I’d been making music for a long time before I made this record. I made it with Shola Ama in the spot where I’m speaking to you right now [his studio in Notting Hill].
I’d never met Shola before, but we connected via social media and the song just flew out of her mouth. It took a while to get my production right on the other end, but it was the first record that tipped remotely into the mainstream for me and it was really exciting. Just being able to play the record, whether it be at Notting Hill Carnival, a club in Scotland or abroad and have people sing along and cheer when it dropped was just something I’ll never forget.
Shola’s become one of my best friends and I’ve got such fond memories of making the record, of it going on the radio on playlists, playing it at Carnival. People still tweet me about it today. It fills me with pleasure whenever it’s mentioned and I’m so happy that it happened.
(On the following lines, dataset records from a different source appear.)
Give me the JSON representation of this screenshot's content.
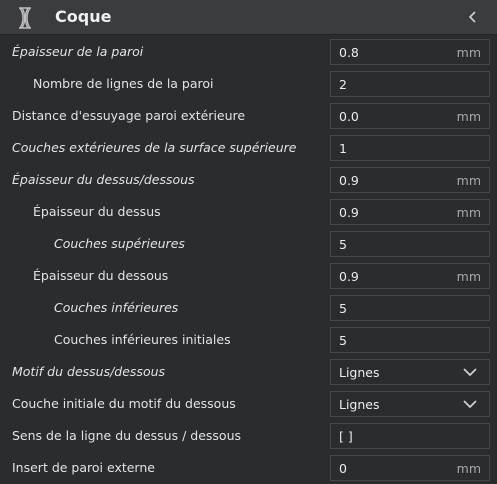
{
  "header": {
    "title": "Coque",
    "icon": "shell-icon",
    "collapse_icon": "chevron-left-icon"
  },
  "settings": [
    {
      "label": "Épaisseur de la paroi",
      "value": "0.8",
      "unit": "mm",
      "italic": true,
      "indent": 0,
      "type": "number"
    },
    {
      "label": "Nombre de lignes de la paroi",
      "value": "2",
      "unit": "",
      "italic": false,
      "indent": 1,
      "type": "number"
    },
    {
      "label": "Distance d'essuyage paroi extérieure",
      "value": "0.0",
      "unit": "mm",
      "italic": false,
      "indent": 0,
      "type": "number"
    },
    {
      "label": "Couches extérieures de la surface supérieure",
      "value": "1",
      "unit": "",
      "italic": true,
      "indent": 0,
      "type": "number"
    },
    {
      "label": "Épaisseur du dessus/dessous",
      "value": "0.9",
      "unit": "mm",
      "italic": true,
      "indent": 0,
      "type": "number"
    },
    {
      "label": "Épaisseur du dessus",
      "value": "0.9",
      "unit": "mm",
      "italic": false,
      "indent": 1,
      "type": "number"
    },
    {
      "label": "Couches supérieures",
      "value": "5",
      "unit": "",
      "italic": true,
      "indent": 2,
      "type": "number"
    },
    {
      "label": "Épaisseur du dessous",
      "value": "0.9",
      "unit": "mm",
      "italic": false,
      "indent": 1,
      "type": "number"
    },
    {
      "label": "Couches inférieures",
      "value": "5",
      "unit": "",
      "italic": true,
      "indent": 2,
      "type": "number"
    },
    {
      "label": "Couches inférieures initiales",
      "value": "5",
      "unit": "",
      "italic": false,
      "indent": 2,
      "type": "number"
    },
    {
      "label": "Motif du dessus/dessous",
      "value": "Lignes",
      "unit": "",
      "italic": true,
      "indent": 0,
      "type": "select"
    },
    {
      "label": "Couche initiale du motif du dessous",
      "value": "Lignes",
      "unit": "",
      "italic": false,
      "indent": 0,
      "type": "select"
    },
    {
      "label": "Sens de la ligne du dessus / dessous",
      "value": "[ ]",
      "unit": "",
      "italic": false,
      "indent": 0,
      "type": "text"
    },
    {
      "label": "Insert de paroi externe",
      "value": "0",
      "unit": "mm",
      "italic": false,
      "indent": 0,
      "type": "number"
    }
  ]
}
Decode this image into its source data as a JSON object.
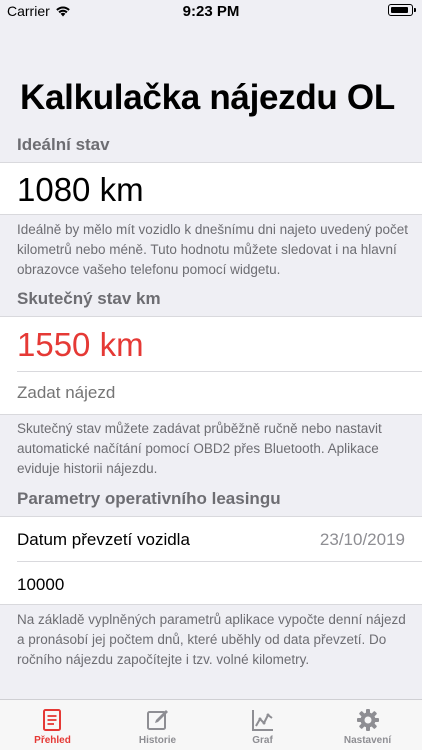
{
  "status_bar": {
    "carrier": "Carrier",
    "time": "9:23 PM"
  },
  "title": "Kalkulačka nájezdu OL",
  "ideal": {
    "header": "Ideální stav",
    "value": "1080 km",
    "footer": "Ideálně by mělo mít vozidlo k dnešnímu dni najeto uvedený počet kilometrů nebo méně. Tuto hodnotu můžete sledovat i na hlavní obrazovce vašeho telefonu pomocí widgetu."
  },
  "actual": {
    "header": "Skutečný stav km",
    "value": "1550 km",
    "value_color": "#e53935",
    "input_placeholder": "Zadat nájezd",
    "footer": "Skutečný stav můžete zadávat průběžně ručně nebo nastavit automatické načítání pomocí OBD2 přes Bluetooth. Aplikace eviduje historii nájezdu."
  },
  "params": {
    "header": "Parametry operativního leasingu",
    "date_label": "Datum převzetí vozidla",
    "date_value": "23/10/2019",
    "mileage_value": "10000",
    "footer": "Na základě vyplněných parametrů aplikace vypočte denní nájezd a pronásobí jej počtem dnů, které uběhly od data převzetí. Do ročního nájezdu započítejte i tzv. volné kilometry."
  },
  "tabs": [
    {
      "label": "Přehled",
      "icon": "overview-icon",
      "active": true
    },
    {
      "label": "Historie",
      "icon": "history-icon",
      "active": false
    },
    {
      "label": "Graf",
      "icon": "chart-icon",
      "active": false
    },
    {
      "label": "Nastavení",
      "icon": "gear-icon",
      "active": false
    }
  ],
  "colors": {
    "accent": "#e53935",
    "background": "#efeff4",
    "secondary_text": "#6d6d72"
  }
}
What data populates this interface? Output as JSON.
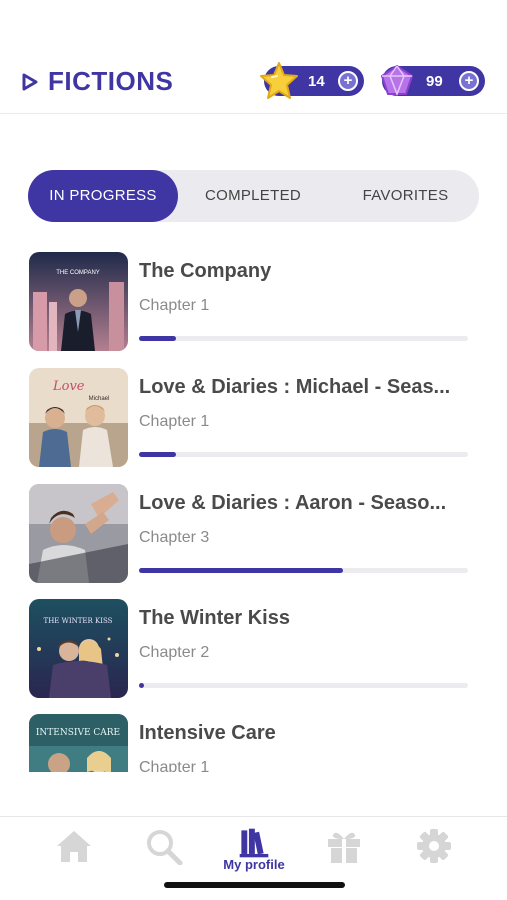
{
  "header": {
    "title": "FICTIONS",
    "stars_count": "14",
    "gems_count": "99"
  },
  "tabs": [
    {
      "label": "IN PROGRESS",
      "active": true
    },
    {
      "label": "COMPLETED",
      "active": false
    },
    {
      "label": "FAVORITES",
      "active": false
    }
  ],
  "stories": [
    {
      "title": "The Company",
      "chapter": "Chapter 1",
      "progress": 0.11,
      "cover_text": "THE COMPANY"
    },
    {
      "title": "Love & Diaries : Michael - Seas...",
      "chapter": "Chapter 1",
      "progress": 0.11,
      "cover_text": "Love Michael"
    },
    {
      "title": "Love & Diaries : Aaron - Seaso...",
      "chapter": "Chapter 3",
      "progress": 0.62,
      "cover_text": ""
    },
    {
      "title": "The Winter Kiss",
      "chapter": "Chapter 2",
      "progress": 0.01,
      "cover_text": "THE WINTER KISS"
    },
    {
      "title": "Intensive Care",
      "chapter": "Chapter 1",
      "progress": 0.0,
      "cover_text": "INTENSIVE CARE"
    }
  ],
  "bottom_nav": [
    {
      "icon": "home-icon",
      "label": ""
    },
    {
      "icon": "search-icon",
      "label": ""
    },
    {
      "icon": "bookshelf-icon",
      "label": "My profile"
    },
    {
      "icon": "gift-icon",
      "label": ""
    },
    {
      "icon": "gear-icon",
      "label": ""
    }
  ],
  "colors": {
    "accent": "#3f36a3",
    "inactive_icon": "#d6d6d6",
    "track": "#ececf0"
  }
}
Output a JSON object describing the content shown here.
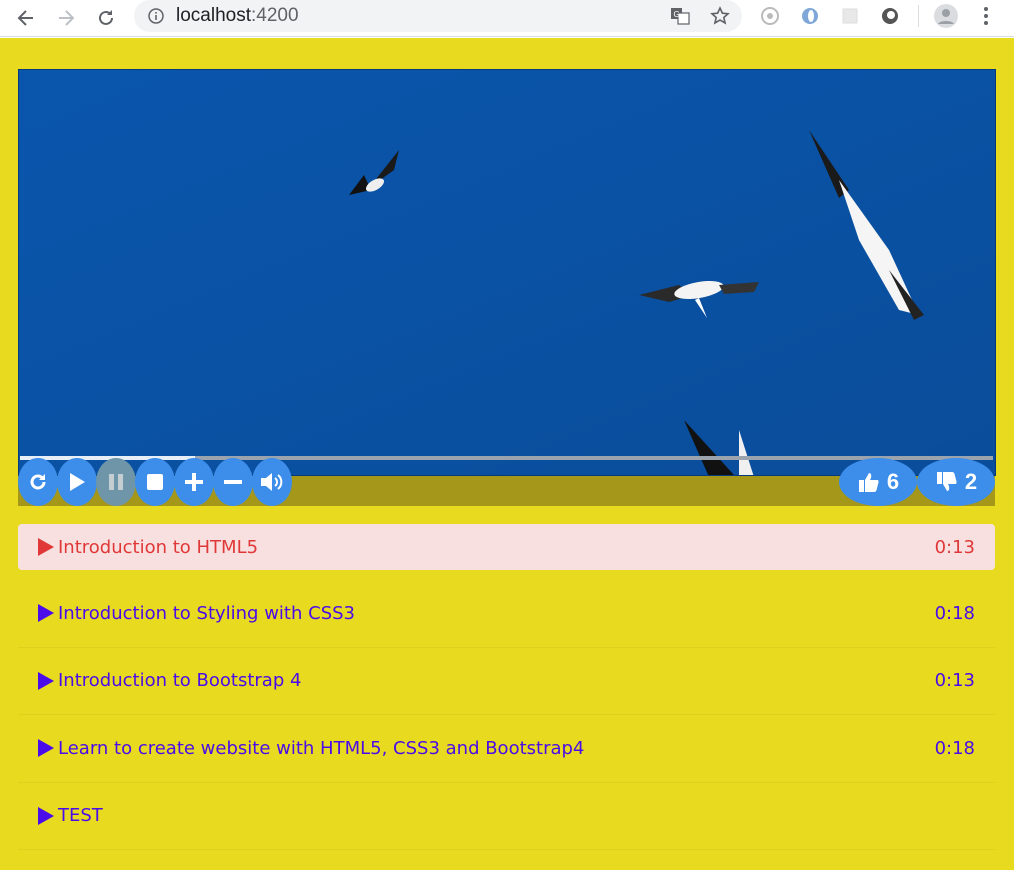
{
  "browser": {
    "url_host": "localhost",
    "url_port": ":4200"
  },
  "video": {
    "progress_fraction": 0.18
  },
  "votes": {
    "likes": "6",
    "dislikes": "2"
  },
  "playlist": {
    "items": [
      {
        "title": "Introduction to HTML5",
        "duration": "0:13",
        "active": true
      },
      {
        "title": "Introduction to Styling with CSS3",
        "duration": "0:18",
        "active": false
      },
      {
        "title": "Introduction to Bootstrap 4",
        "duration": "0:13",
        "active": false
      },
      {
        "title": "Learn to create website with HTML5, CSS3 and Bootstrap4",
        "duration": "0:18",
        "active": false
      },
      {
        "title": "TEST",
        "duration": "",
        "active": false
      }
    ]
  },
  "colors": {
    "page_bg": "#e8db1f",
    "accent_blue": "#3d8eeb",
    "link_purple": "#4a0ce8",
    "active_red": "#e03838",
    "active_bg": "#f7e0df"
  }
}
It was a moment in my life I will never forget, and I’m so happy that I got to share it with Shola.
Notting Hill Carnival is my favourite party of any party, so it’s my favourite place to play the tune. It feels right. Where I’m sat right now, where my studio is, where it was written and produced, is right in the thick of Carnival. It feels like it was born out of this area, and made for this area.